Object Relations in Severe Trauma: Psychotherapy of the Sexually Abused Child

Object Relations in Severe Trauma: Psychotherapy of the Sexually Abused Child book cover

Object Relations in Severe Trauma: Psychotherapy of the Sexually Abused Child

Author(s): Stephen Prior (Author)

  • Publisher: Jason Aronson, Inc. (UK)
  • Publication Date: 1 April 1996
  • Edition: First Edition
  • Language: English
  • Print length: 204 pages
  • ISBN-10: 1568215541
  • ISBN-13: 9781568215549

Book Description

Building upon the theoretical work of Ferenczi, Fairbairn, and Berliner, the author describes four basic relational patterns in the lives of abused children: the reliving of abusive relationships, either as victim or as perpetrator; identification with the aggressor; masochistic self-blame; and the seeking of object contact though sex or violence. The interweaving of these patterns creates what Dr. Prior calls relational dilemmas. According to him, these four basic relational patterns are held in place by the childs profound fear of falling into primitive states of unrelatedness and consequent annihilation anxiety. For example, the abused child believes that victimization by or identification with the bad object, no matter how horrible that may be, is preferable to the psychic disintegration that complete nonrelatedness creates. Dilemmas of this nature tear apart the childs psyche, leading to unstable and tormented models of self, other, and relationship.

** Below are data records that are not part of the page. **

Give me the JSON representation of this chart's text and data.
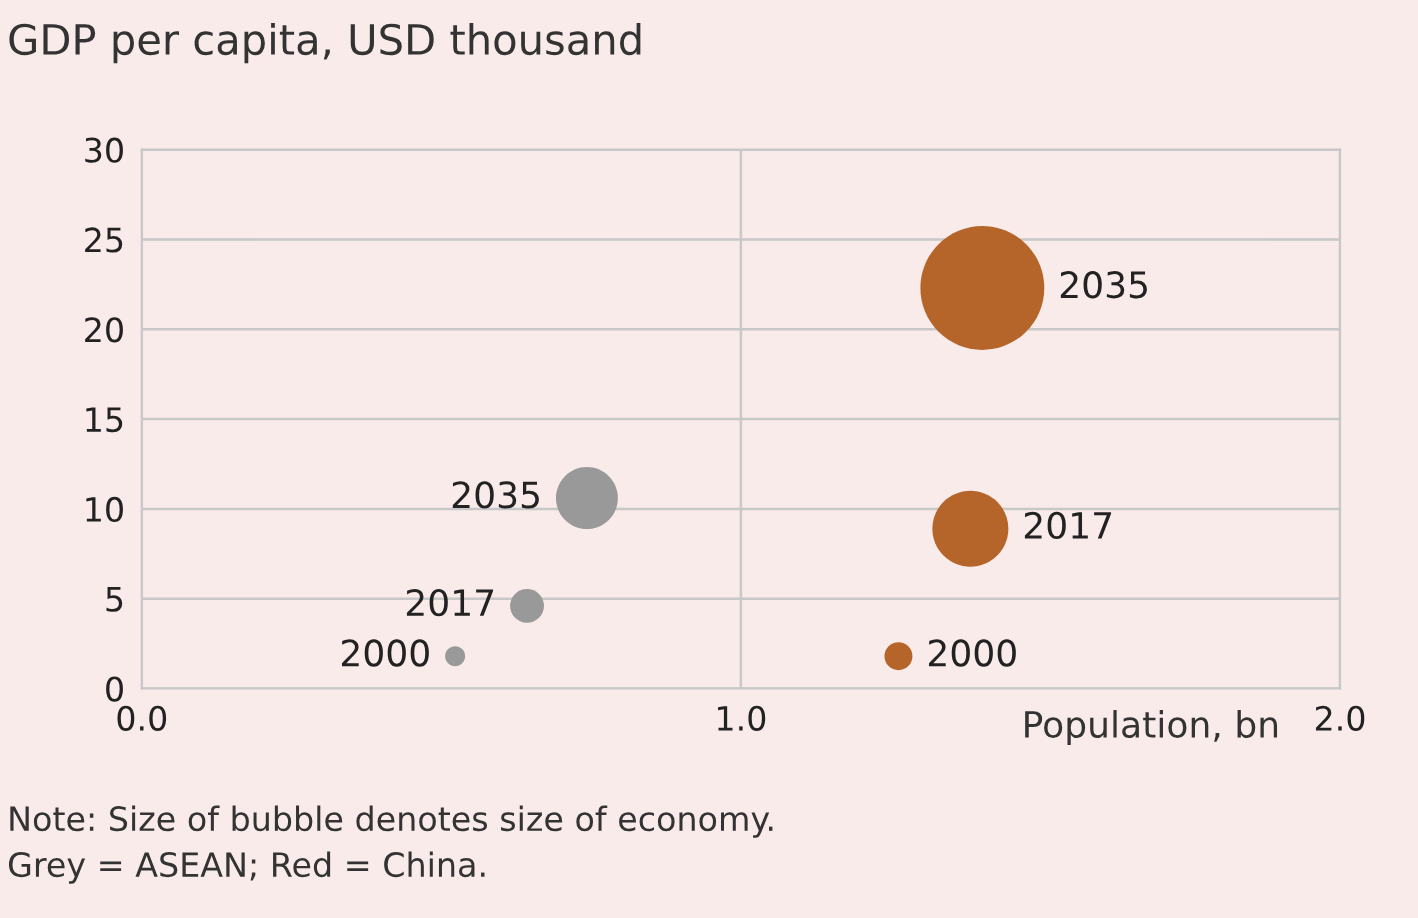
{
  "chart_data": {
    "type": "bubble",
    "ylabel": "GDP per capita, USD thousand",
    "xlabel": "Population, bn",
    "series": [
      {
        "color": "#999999",
        "x": [
          0.523,
          0.643,
          0.743
        ],
        "values": [
          1.8,
          4.6,
          10.6
        ],
        "sizes": [
          0.026,
          0.075,
          0.25
        ]
      },
      {
        "color": "#b5652a",
        "x": [
          1.263,
          1.383,
          1.403
        ],
        "values": [
          1.8,
          8.9,
          22.3
        ],
        "sizes": [
          0.051,
          0.376,
          1
        ]
      }
    ],
    "xlim": [
      0,
      2
    ],
    "xticks": [
      {
        "value": 0,
        "label": "0.0"
      },
      {
        "value": 1,
        "label": "1.0"
      },
      {
        "value": 2,
        "label": "2.0"
      }
    ],
    "ylim": [
      0,
      30
    ],
    "yticks": [
      0,
      5,
      10,
      15,
      20,
      25,
      30
    ],
    "grid": true,
    "annotations": [
      {
        "text": "2000",
        "x": 0.523,
        "y": 1.8
      },
      {
        "text": "2017",
        "x": 0.643,
        "y": 4.6
      },
      {
        "text": "2035",
        "x": 0.743,
        "y": 10.6
      },
      {
        "text": "2000",
        "x": 1.263,
        "y": 1.8
      },
      {
        "text": "2017",
        "x": 1.383,
        "y": 8.9
      },
      {
        "text": "2035",
        "x": 1.403,
        "y": 22.3
      },
      "Note: Size of bubble denotes size of economy.",
      "Grey = ASEAN; Red = China."
    ]
  }
}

Object Relations in Severe Trauma provides sensitive understanding of childhood traumatization and a conceptual and technical framework for the treatment of patients—both children and adults—who have suffered from it.

Editorial Reviews

Review

Object Relations in Severe Trauma provides the unusual amalgamation of solid scholarship, sound theoretical development, and detailed case examples of treatment of the seriously disturbed and traumatized child. Drawing from both his psychotherapeutic treatment of seriously disturbed boys who suffered multiple forms of neglect and abuse and from the work of Fairbain, Berliner, and Ekstein, Prior delineates an object relational theory of the consequences of the sexual traumatization of children that has implications for therapy. Students and practitioners will benefit from the illustrations of the psychological response to trauma in terms of the repetition of abusive patterns of relationship, identification with the aggressor, self-blame, and the seeking of object contact through sexuality or violence. This is probably one of the most valuable books for clinicians who provide therapy to sexually abused children from multi-problem families. — Judith L. Allpert

From the Back Cover

Dr. Stephen Prior’s Object Relations in Severe Trauma: Psychotherapy of the Sexually Abused Child offers unique insight into the suffering and treatment of seriously disturbed, traumatized children. It outlines an object relational theory of the consequences of sexual traumatization as well as a detailed portrait of child treatment. By integrating a psychodynamic and relational understanding of psychic disorganization with a more contemporary account of trauma-induced anxieties, Dr. Prior gives an account of what he calls “the psychodynamics of trauma”. Building upon the theoretical work of Ferenczi, Fairbairn, and Berliner, the author describes four basic relational patterns in the lives of abused children: the reliving of abusive relationships, either as victim or as perpetrator; identification with the aggressor; masochistic self-blame; and the seeking of object contact through sex or violence. The interweaving of these patterns creates what Dr. Prior calls “relational dilemmas”. According to him, these four basic relational patterns are held in place by the child’s profound fear of falling into primitive states of unrelatedness and consequent annihilation anxiety. The presence of such powerful and primitive anxieties is, state Dr. Prior, the fundamental reason that the treatment of interpersonal trauma is so long and arduous. In order to develop new object relations and consequent transformation of the self, the child must give up his attachment to his bad objects. Relinquishing the only internal objects he has ever had requires tolerating profound emptiness and coping with transferential fears of retraumatization by the therapist. He contends that the therapist must often enter theviolent and perverse sectors of the child’s psyche in order to prevent an artificial “therapy of the good self”, in which traumatic memories and identification with the aggressor are left out of treatment.